"Why will not the king speak kind things to the queen? It will rejoice her to look upon the king."

"Has she not a little sick babe by her side? and are they not very wretched?" said Guatimozin, exposing, without reserve, the miseries preying upon his own bosom, and abandoning himself to a grief that seemed to mock the greatness of his station. "When I look upon them," he said, "I am no longer the king who thinks of Mexico and the people, but a man with a base heart, who cries, 'Why am not I a prisoner and a slave, that my little child may be saved, and his mother protected from the famine that is coming?' The king should not think these things,—he should not look upon his household, but his country."

"Go, notwithstanding," said Juan, touched still further by the distresses of the infidel. "Comfort them with your presence, and let their sufferings admonish you of the only way to end them. It is not too late to submit."

"Is this the way my brother begins the duties of a Mexican?" said Guatimozin. "The gods tell me to die, not yield. I fight for Mexico,—not for the wife and child of Guatimozin."

With these words, and having banished all traces of weakness and repining, he left Juan to slumber, or to weigh, in painful anticipation, the risks and uncertainties of his projected enterprise.


CHAPTER XII.

As Guatimozin had confessed to Juan Lerma, the three suburbs of the causeways were already demolished, and their ruined walls, battered by cannon and blackened by smoke, peered over the lake, along the causeways, in melancholy ruins. The hand of desolation had extended still further; at least, in the quarter that was pierced by the dike of Iztapalapan. Here Cortes commanding in person, and fighting every day at the head of his army, he had infected the whole division with a share of his own energy. While Alvarado and Sandoval were contending for a foothold on the very borders of the city, he had already penetrated it to the distance of half a mile, destroying many houses, though without being able to effect a secure and permanent lodgment upon any portion of the island.

It must not be supposed, that, having reached the island, the Spaniards could exchange the narrow and ditched causeways for firm and spacious streets. On the contrary, the causeways, so to speak, were continued up to within half a mile of the principal square which was in the very centre of the city, and contained the great pyramid, as well as the chief temples of Mexico. On either side was a canal both broad and deep, dividing the road from the houses; and others, running from intersecting streets, perforated the causeways with chasms, the number of which the Mexicans had long since greatly increased.
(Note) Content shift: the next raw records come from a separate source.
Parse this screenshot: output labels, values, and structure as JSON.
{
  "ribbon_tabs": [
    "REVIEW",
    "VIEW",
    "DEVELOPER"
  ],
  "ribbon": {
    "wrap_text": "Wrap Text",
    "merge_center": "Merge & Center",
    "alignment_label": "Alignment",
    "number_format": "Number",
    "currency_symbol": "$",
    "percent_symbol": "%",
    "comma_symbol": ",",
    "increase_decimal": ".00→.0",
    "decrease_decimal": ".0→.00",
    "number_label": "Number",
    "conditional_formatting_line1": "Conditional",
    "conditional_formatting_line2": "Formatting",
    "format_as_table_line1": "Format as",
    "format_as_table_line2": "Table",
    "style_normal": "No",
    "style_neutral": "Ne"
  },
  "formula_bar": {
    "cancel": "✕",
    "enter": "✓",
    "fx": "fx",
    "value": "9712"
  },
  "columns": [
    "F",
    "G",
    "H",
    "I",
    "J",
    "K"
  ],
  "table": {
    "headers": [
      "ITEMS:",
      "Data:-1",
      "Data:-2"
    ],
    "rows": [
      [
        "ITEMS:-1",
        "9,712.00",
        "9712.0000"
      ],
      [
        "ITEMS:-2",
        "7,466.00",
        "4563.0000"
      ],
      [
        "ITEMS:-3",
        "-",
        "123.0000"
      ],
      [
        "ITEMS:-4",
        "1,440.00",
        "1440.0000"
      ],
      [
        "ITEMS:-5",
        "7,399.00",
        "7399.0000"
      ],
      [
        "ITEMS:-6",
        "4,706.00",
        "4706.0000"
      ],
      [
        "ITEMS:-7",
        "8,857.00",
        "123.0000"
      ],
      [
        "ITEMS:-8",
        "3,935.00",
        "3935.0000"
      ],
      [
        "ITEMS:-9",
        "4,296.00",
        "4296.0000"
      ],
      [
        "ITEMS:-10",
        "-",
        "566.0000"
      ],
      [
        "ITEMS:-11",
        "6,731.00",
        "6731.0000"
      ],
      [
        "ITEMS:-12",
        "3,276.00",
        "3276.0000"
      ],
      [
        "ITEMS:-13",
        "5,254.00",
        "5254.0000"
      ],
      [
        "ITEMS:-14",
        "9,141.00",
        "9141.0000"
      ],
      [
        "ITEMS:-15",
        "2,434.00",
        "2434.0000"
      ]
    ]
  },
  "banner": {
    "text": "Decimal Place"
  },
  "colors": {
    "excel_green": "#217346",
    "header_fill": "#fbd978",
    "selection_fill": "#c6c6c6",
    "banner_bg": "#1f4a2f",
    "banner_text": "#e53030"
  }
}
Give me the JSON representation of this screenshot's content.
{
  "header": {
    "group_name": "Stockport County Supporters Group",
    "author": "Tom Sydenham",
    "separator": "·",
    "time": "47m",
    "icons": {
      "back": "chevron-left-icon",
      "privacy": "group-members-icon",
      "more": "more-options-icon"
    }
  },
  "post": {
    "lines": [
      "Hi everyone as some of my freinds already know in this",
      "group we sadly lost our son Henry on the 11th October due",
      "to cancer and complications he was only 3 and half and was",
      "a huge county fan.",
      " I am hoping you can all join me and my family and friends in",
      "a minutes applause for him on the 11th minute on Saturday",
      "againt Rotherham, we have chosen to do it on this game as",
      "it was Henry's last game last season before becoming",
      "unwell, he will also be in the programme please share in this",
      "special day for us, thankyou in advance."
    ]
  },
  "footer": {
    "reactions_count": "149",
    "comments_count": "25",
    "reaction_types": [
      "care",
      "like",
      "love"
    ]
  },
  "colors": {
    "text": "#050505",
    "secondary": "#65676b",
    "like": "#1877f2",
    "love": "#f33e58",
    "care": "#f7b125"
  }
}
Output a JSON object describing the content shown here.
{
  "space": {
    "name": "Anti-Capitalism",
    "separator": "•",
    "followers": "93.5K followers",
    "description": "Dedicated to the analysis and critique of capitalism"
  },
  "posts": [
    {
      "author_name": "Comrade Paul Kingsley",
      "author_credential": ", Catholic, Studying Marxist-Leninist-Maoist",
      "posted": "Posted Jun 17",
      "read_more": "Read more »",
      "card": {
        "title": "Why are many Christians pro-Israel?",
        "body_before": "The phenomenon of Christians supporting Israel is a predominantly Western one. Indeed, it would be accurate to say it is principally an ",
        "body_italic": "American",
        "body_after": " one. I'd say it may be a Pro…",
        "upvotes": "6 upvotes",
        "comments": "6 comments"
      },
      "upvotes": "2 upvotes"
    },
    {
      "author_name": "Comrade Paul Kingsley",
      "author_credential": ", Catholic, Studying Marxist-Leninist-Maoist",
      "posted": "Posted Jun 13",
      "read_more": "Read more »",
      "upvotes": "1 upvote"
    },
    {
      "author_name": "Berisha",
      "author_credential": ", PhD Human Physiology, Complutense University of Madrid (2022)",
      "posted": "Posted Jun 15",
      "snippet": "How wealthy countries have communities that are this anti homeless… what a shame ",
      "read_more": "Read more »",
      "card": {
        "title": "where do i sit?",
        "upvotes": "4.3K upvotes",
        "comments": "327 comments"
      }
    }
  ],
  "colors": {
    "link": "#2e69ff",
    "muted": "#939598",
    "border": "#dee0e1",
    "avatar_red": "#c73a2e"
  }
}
The island, which was circular, did not exceed three miles in diameter, of which the central third only was dry and solid. Hence the advanced posts of the three divisions were at no considerable distance from each other; and if the call of Cortes in the morning was not absolutely heard and answered by his two lieutenants, the bugles of each could be easily distinguished, cheering one another as they advanced to the daily assault.

The labour of Cortes in destroying the suburb in his quarter, was less than that of the others; for here, the lake being deeper, the houses extended but a short distance from the island. His advanced post was almost within the limits of the suburb, and separated from the island by only one ditch, which he had twice or thrice taken and filled up, but was as often obliged to yield again to the foe, subduing his impatience, until his lieutenants had advanced equally far in their quarters.